Публика кричала браво, но площадь была пуста, и сцена, похожая на эшафот, которая только что была у всех перед глазами, не существовала больше. Оставались только неслышные слова, громыхание крахмальных подолов, запах духов и чувство, что печаль отступила, что-то изменилось в жизни навсегда, и всё не было так напрасно, как казалось ещё час назад. Браво — кричали дамы и кавалеры, но город был пуст. Ночь, чёрная как апельсин-королёк, разрезалась звонким боем башенных часов, красавицы покидали балконы окрестных улиц, и паланкины с фонариками меркли вдали.

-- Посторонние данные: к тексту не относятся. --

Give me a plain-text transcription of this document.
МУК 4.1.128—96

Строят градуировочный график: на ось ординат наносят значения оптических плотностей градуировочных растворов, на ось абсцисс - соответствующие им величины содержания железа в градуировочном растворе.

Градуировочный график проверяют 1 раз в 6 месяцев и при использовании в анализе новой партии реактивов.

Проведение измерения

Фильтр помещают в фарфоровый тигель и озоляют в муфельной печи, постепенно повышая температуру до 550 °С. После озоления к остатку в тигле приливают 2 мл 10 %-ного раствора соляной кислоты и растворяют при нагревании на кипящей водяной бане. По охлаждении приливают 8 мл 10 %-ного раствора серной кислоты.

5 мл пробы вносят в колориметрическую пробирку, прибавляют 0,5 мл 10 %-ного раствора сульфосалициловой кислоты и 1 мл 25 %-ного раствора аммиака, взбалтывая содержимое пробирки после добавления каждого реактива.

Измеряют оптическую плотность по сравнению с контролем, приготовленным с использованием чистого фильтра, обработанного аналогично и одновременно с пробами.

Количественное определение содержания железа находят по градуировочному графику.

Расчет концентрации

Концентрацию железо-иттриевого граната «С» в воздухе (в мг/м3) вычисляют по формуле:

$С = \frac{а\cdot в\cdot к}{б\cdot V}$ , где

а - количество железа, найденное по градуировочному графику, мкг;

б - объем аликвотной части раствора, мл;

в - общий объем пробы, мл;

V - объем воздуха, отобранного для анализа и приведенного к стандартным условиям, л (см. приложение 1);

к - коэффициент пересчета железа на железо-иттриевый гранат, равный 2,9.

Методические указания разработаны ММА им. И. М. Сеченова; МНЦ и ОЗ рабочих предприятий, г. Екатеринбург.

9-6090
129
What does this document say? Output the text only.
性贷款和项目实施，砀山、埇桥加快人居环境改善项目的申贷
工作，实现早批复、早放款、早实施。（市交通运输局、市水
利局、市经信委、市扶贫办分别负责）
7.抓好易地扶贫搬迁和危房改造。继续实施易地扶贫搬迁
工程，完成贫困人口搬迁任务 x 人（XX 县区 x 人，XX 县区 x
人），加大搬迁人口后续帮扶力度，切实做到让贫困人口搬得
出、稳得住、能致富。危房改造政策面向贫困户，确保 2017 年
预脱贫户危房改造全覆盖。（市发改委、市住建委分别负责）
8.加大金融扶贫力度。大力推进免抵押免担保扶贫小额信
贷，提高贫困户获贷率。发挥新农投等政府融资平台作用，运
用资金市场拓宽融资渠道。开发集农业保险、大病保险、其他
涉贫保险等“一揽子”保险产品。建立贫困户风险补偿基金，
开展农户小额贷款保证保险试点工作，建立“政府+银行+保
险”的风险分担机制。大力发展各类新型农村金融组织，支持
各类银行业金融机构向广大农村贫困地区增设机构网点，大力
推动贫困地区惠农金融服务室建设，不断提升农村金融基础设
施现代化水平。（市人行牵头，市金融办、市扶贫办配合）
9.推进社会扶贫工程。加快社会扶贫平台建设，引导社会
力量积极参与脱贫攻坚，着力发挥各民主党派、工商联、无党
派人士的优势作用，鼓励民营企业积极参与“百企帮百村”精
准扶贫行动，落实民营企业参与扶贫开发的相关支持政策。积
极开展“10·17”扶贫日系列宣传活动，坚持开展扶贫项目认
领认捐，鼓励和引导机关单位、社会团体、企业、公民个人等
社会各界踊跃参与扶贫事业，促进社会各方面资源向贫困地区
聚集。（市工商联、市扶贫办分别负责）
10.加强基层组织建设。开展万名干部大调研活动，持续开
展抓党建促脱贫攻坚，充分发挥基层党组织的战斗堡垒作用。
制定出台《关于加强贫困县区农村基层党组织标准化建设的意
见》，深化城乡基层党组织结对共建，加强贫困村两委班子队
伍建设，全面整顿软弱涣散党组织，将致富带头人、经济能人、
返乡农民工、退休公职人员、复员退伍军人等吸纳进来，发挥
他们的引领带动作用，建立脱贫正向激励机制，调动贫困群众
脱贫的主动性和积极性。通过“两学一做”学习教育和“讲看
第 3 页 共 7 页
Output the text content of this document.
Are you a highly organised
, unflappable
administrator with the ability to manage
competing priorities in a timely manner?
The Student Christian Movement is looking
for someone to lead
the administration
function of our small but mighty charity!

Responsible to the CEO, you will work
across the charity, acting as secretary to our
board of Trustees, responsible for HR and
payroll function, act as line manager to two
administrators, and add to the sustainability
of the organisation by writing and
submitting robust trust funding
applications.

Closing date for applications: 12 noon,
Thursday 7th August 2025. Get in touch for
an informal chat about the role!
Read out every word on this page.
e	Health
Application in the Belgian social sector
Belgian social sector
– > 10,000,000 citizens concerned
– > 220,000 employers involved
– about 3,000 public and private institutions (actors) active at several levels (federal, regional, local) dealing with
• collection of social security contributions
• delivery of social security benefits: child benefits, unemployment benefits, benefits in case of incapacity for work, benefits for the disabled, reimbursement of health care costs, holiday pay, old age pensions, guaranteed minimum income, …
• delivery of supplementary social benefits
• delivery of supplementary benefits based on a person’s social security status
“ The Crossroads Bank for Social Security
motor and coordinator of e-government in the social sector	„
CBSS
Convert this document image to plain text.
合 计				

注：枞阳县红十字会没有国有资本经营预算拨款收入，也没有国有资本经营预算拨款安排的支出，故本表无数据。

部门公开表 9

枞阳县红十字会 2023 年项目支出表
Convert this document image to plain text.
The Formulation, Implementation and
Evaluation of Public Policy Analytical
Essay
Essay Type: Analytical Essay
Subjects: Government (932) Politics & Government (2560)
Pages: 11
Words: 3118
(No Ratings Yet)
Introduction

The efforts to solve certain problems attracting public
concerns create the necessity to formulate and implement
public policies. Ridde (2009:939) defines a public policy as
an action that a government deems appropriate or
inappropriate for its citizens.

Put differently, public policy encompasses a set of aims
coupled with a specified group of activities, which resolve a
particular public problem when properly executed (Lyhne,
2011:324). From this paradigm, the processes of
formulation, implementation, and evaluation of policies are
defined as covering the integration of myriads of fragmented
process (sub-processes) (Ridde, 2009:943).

Мы вернулись в поместье перед рассветом. Во флигеле отчима зажегся огонь. Мателиус вышел на крыльцо в халате с лампой в руке. Он был в бешенстве. Было видно, что он вне себя от ярости, но он мочал.

— Только наука, только точные знания, — сказал Мателиус на следующий день за завтраком, когда ярость его улеглась, — только они могут помочь. Глупо искать корни своей души в балаганном представлении. Отнеситесь к себе свысока.

И я вдруг почувствовал, с какой любовью он смотрит на сеньору Миту. Раньше я не подозревал, что такие чувства возможны. Это было одно из самых сильных потрясений моего детства.